Debate Bottom Line: Romney Misled, and Obama Didn’t Call Him On It Aggressively
Mitt Romney kept questioning the president’s honesty when it was he, Romney, who was most dishonest.“I will not reduce the share paid by high-income individuals,” Romney claimed while saying at the same time he’d cut rates 20%.
Romney was not honest about the deficit:
Mr. Romney said Mr. Obama had doubled the deficit. That is not true. When Mr. Obama took office in January 2009, the Congressional Budget Office had already projected that the deficit for fiscal year 2009, which ended Sept. 30 of that year, would be $1.2 trillion. (It ended up as $1.4 trillion.) For fiscal year 2012, which ended last week, the deficit is expected to be $1.1 trillion — just under the level in the year he was inaugurated.
Measured as a share of the economy, as economists prefer, the deficit has declined more significantly — from 10.1 percent of the economy’s total output in 2009 to 7.3 percent for 2012…
He was not forthcoming about how he’d cap deductions:
Mr.

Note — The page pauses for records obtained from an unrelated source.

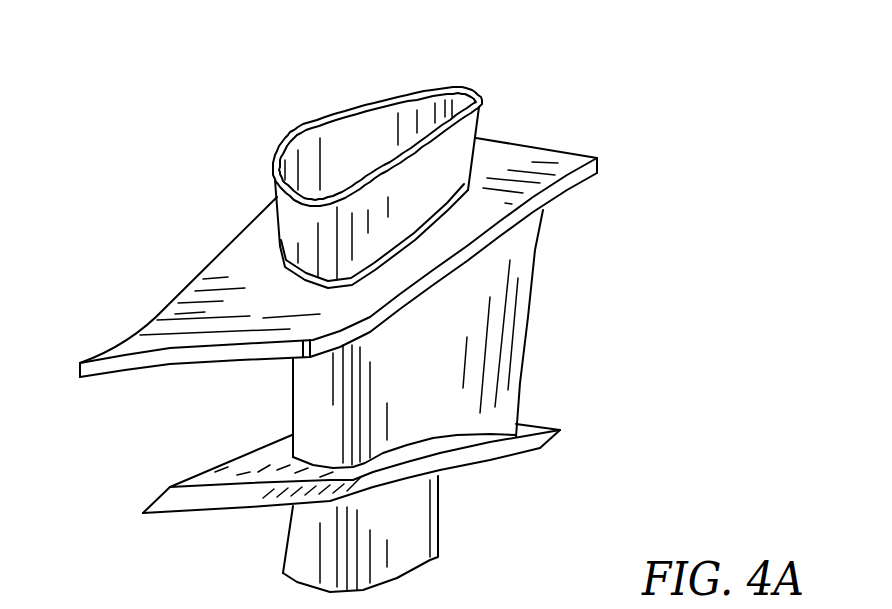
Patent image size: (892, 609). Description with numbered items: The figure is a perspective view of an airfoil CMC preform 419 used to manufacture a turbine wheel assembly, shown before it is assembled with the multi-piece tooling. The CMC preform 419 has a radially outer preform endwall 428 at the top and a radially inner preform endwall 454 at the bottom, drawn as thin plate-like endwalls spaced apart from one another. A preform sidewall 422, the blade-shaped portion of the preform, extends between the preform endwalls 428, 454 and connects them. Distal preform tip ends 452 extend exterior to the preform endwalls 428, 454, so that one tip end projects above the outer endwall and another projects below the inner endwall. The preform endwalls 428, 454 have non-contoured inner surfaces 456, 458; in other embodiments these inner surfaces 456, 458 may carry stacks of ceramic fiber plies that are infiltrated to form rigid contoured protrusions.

The CMC preform 419 is at (527, 88).
The preform sidewall 422 is at (547, 287).
The radially outer preform endwall 428 is at (360, 263).
The distal preform tip end 452 is at (437, 82).
The radially inner preform endwall 454 is at (386, 432).
The inner surface 456 is at (220, 471).
The inner surface 458 is at (103, 378).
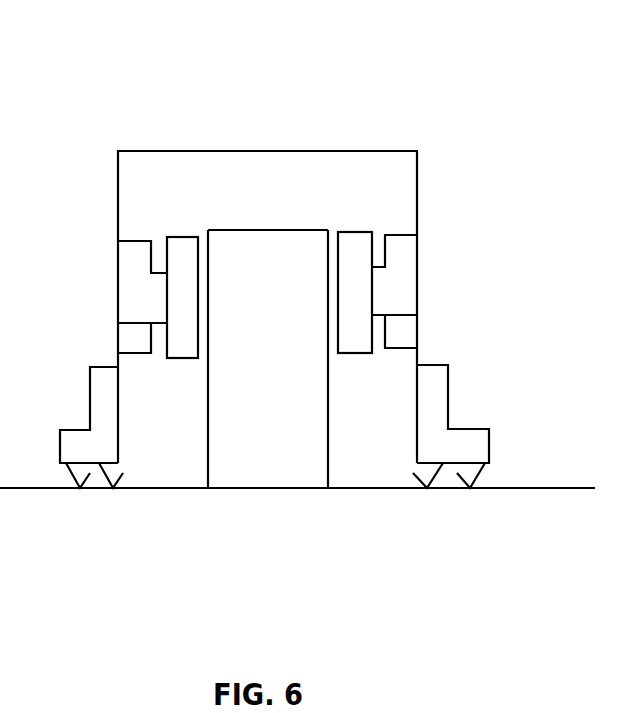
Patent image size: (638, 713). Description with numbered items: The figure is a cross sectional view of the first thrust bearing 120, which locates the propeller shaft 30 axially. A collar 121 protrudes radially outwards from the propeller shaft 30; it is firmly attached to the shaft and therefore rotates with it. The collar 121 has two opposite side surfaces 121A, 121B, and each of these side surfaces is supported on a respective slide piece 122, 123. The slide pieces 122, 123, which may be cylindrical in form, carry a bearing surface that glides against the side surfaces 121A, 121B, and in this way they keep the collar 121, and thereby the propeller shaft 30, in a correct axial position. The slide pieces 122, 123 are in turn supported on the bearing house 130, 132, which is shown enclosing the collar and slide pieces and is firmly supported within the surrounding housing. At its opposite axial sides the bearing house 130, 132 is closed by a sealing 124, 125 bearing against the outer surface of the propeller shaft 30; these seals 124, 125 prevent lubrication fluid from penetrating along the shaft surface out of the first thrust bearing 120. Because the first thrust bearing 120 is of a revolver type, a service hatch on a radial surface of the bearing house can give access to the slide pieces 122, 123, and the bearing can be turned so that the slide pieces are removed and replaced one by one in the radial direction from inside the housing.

The first thrust bearing 120 is at (294, 300).
The collar 121 is at (276, 394).
The side surface 121A is at (328, 442).
The side surface 121B is at (208, 453).
The slide piece 122 is at (345, 245).
The slide piece 123 is at (186, 252).
The sealing 124 is at (435, 395).
The sealing 125 is at (100, 403).
The bearing house 130 is at (337, 307).
The bearing house 132 is at (418, 203).
The propeller shaft 30 is at (553, 487).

Romney did not address how his proposed cap on deductions would affect tax credits. (Generally, deductions lower a family’s level of taxable income and credits erase part of their overall tax bill.)
It is also unclear whether his proposal to cap deductions would raise enough revenue to pay for his income tax rate cuts — at least not without increasing the tax burden on families making less than $200,000 a year, which Mr. Romney has vowed that he will not do.
Romney was wrong about a government takeover of healthcare:
Mr. Romney said that Mr. Obama’s health care overhaul would allow the federal government to “take over health care,” an assertion rejected by the president.
The 2010 health care law clearly expands the role of the federal government. But it also builds on the foundation of private health insurance, providing subsidies for millions of low- and moderate-income people to buy private insurance.
He was untruthful about the number of green energy companies that failed:
Mr. Romney said that half the companies backed by the president’s green energy stimulus program have gone out of business. That is a gross overstatement. Of nearly three dozen recipients of loans under the Department of Energy’s loan guarantee program, only three are currently in bankruptcy, although several others are facing financial difficulties.
Romney lied about the $716 billion reduction in Medicare spending, calling it a cut, and ignores that savings come from money to providers, not consumers:
Mr. Romney repeated the claim, suggesting that the $716 billion in Medicare reductions would indeed come from current beneficiaries.
While fact-checkers have repeatedly debunked this claim, it remains a standard attack line for Mr. Romney…
According to nonpartisan analysts, it is Mr. Romney who would both cut benefits and add costs for beneficiaries if he restored the $716 billion in reductions…
Also, the Obama reductions added eight years to the life of Medicare’s financially troubled trust fund, to 2024, according to Medicare trustees. If the cuts were restored, the insolvency date would revert to 2016.